Enfin, les agents ont tiré une conclusion déraisonnable selon laquelle les demandeurs avaient faussement déclaré que leur pays de résidence était le Pakistan. La prise en considération de la fausse déclaration était inextricablement liée au critère juridique erroné et à l’analyse déraisonnable des agents.

LOIS ET RÈGLEMENTS CITÉS

Loi sur l’immigration et la protection des réfugiés, L.C. 2001, ch. 27, art. 72(1), 96.

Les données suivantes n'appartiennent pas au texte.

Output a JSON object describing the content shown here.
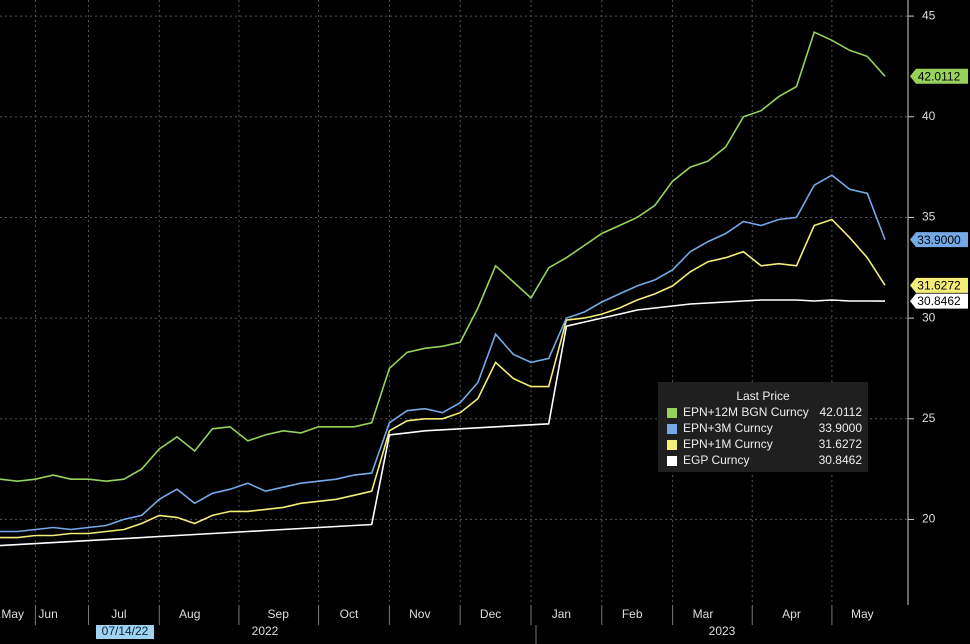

Règlement sur l’immigration et la protection des réfugiés, DORS/2002-227, art. 139, 147.

JURISPRUDENCE CITÉE

DÉCISION APPLIQUÉE :

Dunsmuir c. Nouveau-Brunswick, 2008 CSC 9, [2008] 1 R.C.S. 190.

DÉCISIONS DIFFÉRENCIÉES :

Nassima c. Canada (Citoyenneté et Immigration), 2008 CF 688; Wardak c. Canada (Citoyenneté et Immigration), 2015 CF 673.

DÉCISIONS CITÉES :

Sakthivel c. Canada (Citoyenneté et Immigration), 2015 CF 292; Bakhtiari c. Canada (Citoyenneté et Immigration), 2013 CF 1229; Canada (Citoyenneté et Immigration) c. Khosa, 2009 CSC 12, [2009] 1 R.C.S. 339; Sketchley c. Canada (Procureur général), 2005 CAF 404, [2006] 3 R.C.F. 392; Ma c. Canada (Citoyenneté et Immigration), 2015 CF 838; Cao c. Canada (Citoyenneté et Immigration), 2015 CF 315; Chandrakumar c. Canada (Ministre de l’Emploi et de l’Immigration), [1997] A.C.F. no 615 (C.A.) (QL); Siddiqui c. Canada (Citoyenneté et Immigration), 2015 CF 329, [2015] 4 R.C.F. 409; Syndicat canadien des communications, de l’énergie et du papier, section locale 30 c. Pâtes & Papier Irving, Ltée, 2013 CSC 34, [2013] 2 R.C.S. 458.

DOCTRINE CITÉE

Nations Unies. Haut-commissariat des Nations Unies pour les réfugiés. Guide des procédures et critères à appliquer pour déterminer le statut de réfugié au regard de la Convention de 1951 et du Protocole de 1967 relatif au statut des réfugiés, Genève, réédition janvier 1992.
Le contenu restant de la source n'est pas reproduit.